Os botos recusaram nessa hora o corpo das fêmeas.
As Uiaras deixaram-se afogar à flor das águas.
As matinas afundaram na lama dos barrancos.
Chico Mendes mais uma vez tombou numa poça de sangue
Dorothy Stang foi recrucificada numa cruz de balas
Seringais tombaram sob as motosserras do capital
Guaiamiaba tomba de novo no Forte do Presépio.
Pe. Josino consagra o seu próprio sangue num altar de balas.
Legiões anônimas de heróis
avançam para reacender o sol poente.
Multidões de afogados erguem as mãos
nas águas do Xingu
e não há tábua de leis em que possam agarrar-se.
A história da Amazônia, de cabelos desgrenhados,
quer navegar para o futuro
mas ciclos de maré vazante a puxam para trás.

A foto de Raoni chorando nos jornais
talvez signifique um acaso de fotojornalismo
a revelar um índio talvez fraco porque chora
(pois no I-Jura Pirama está escrito
que um índio é forte porque nunca chora)

O que é a lágrima de um índio
em face de milhões de metros cúbicos de água
nos olhos de cobiça da barragem?
O que é a lágrima de um índio
ante os milhões de moedas que encherão
a sacola de Judas?
O que é a lágrima de um índio
diante de tantas lâmpadas que serão iluminadas
em fábricas, em casas, em bordéis?
O que é a lágrima de um índio
diante dos irônicos secos olhos
de economistas, planejadores, lobistas e empresários?

No dia em que aprovaram a hidroelétrica do Xingu
Uma lágrima escorreu no rosto da Amazônia
Que na imagem do satélite chamaram de rio-mar.

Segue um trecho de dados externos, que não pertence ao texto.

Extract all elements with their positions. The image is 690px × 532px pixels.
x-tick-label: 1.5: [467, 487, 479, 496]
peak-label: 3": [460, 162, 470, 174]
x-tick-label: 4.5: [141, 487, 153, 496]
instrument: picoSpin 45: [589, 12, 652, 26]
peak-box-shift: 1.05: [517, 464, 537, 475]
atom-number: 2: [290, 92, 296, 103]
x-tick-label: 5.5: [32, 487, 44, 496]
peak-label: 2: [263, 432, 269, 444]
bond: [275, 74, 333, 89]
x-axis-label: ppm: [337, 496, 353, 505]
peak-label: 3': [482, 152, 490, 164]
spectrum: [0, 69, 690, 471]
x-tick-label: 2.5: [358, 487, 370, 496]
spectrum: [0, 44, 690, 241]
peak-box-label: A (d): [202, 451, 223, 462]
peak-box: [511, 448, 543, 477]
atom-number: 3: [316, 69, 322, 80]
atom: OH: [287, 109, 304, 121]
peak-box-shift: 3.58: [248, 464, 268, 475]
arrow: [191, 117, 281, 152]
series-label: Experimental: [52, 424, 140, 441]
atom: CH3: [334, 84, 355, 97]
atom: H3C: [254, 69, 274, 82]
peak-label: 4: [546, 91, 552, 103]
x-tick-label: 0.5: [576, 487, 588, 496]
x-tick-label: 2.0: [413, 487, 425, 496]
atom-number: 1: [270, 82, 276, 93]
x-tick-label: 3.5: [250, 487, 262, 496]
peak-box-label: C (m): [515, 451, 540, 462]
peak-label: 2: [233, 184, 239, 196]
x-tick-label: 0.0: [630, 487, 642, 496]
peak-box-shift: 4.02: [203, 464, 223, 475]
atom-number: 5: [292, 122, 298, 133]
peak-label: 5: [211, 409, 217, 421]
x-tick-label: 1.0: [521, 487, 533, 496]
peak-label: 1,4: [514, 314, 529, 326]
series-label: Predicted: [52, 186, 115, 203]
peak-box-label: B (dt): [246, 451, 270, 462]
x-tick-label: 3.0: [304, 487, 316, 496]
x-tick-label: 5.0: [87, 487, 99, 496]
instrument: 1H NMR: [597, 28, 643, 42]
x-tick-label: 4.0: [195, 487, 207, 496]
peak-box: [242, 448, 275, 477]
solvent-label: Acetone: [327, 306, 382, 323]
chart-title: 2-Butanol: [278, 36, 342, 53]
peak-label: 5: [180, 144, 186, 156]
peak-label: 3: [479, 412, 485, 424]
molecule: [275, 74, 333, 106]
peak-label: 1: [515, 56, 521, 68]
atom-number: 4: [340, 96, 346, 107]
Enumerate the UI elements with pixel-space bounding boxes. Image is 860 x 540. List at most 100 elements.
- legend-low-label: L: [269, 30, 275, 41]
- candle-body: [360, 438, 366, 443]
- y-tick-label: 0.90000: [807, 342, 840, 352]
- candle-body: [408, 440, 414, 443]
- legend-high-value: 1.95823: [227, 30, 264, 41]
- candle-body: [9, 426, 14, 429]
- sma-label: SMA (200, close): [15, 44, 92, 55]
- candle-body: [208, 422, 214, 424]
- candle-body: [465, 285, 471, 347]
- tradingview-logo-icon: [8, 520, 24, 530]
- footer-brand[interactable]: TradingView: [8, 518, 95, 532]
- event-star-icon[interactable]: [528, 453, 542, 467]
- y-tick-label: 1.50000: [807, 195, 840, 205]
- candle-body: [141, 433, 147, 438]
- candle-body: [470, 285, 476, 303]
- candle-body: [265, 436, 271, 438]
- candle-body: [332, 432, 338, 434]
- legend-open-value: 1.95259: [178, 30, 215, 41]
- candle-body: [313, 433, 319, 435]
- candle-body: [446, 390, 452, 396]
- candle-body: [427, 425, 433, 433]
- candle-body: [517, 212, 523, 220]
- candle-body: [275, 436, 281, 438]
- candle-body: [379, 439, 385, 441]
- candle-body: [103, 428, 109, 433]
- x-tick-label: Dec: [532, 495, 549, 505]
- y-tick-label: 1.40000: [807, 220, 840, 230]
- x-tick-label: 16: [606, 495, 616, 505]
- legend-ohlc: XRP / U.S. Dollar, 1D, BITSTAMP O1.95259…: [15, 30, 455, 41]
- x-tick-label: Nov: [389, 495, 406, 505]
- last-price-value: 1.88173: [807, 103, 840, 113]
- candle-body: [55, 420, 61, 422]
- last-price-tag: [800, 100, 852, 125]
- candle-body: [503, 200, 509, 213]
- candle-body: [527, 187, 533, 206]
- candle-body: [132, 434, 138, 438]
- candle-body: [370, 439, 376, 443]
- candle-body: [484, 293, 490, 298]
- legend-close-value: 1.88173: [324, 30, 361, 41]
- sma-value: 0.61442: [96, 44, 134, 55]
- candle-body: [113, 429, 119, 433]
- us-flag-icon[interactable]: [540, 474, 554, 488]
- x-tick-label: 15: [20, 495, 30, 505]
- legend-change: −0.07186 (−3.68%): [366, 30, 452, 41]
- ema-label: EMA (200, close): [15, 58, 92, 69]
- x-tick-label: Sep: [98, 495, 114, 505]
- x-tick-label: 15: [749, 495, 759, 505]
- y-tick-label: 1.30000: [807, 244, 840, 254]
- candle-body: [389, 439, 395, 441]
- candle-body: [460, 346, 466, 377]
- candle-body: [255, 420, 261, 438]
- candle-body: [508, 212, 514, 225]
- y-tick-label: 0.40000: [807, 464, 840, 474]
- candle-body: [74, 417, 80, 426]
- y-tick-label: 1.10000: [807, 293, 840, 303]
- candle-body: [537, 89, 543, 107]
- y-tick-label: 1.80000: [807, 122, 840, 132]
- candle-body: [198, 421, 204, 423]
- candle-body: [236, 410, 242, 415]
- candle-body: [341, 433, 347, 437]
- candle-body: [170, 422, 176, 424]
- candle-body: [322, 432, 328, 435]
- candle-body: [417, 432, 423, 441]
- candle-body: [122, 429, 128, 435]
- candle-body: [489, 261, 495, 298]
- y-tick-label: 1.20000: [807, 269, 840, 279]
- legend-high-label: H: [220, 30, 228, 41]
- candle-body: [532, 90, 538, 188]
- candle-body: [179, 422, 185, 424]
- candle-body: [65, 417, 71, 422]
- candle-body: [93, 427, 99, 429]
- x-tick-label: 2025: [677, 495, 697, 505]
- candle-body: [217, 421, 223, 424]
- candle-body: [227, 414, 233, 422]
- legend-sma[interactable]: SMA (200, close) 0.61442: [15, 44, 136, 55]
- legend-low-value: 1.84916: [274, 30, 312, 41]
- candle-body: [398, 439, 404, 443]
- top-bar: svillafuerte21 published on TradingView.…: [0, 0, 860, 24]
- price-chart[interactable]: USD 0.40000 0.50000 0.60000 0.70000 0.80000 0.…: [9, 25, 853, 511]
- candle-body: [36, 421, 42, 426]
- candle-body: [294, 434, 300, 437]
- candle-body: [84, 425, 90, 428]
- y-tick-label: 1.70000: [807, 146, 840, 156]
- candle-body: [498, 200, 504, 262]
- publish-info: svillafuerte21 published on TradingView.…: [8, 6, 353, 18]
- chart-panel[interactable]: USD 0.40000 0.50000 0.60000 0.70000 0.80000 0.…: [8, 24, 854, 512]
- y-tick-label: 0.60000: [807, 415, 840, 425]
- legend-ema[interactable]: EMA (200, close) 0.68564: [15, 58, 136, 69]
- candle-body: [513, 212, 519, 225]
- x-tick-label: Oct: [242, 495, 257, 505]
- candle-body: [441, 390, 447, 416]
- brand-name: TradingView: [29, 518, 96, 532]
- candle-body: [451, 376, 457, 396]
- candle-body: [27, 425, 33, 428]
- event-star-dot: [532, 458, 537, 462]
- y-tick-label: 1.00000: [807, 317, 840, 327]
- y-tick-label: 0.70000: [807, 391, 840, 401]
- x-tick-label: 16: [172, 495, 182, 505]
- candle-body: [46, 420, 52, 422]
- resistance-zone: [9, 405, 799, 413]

João de Jesus Paes Loureiro é um escritor, poeta e professor universitário brasileiro. Foi professor de estética, história da arte e cultura amazônica na Universidade Federal do Pará de 1978 a 2009. Mestre em Teoria da Literatura (PUC-SP), doutor em Sociologia da Cultura (Université de Paris IV). Autor de Cultura amazônica – uma poética do imaginário e Açaí – cacho de signos.
Poema originalmente publicado no livro Encantarias da Palavra (Ed. Ufpa: Belém, 2017)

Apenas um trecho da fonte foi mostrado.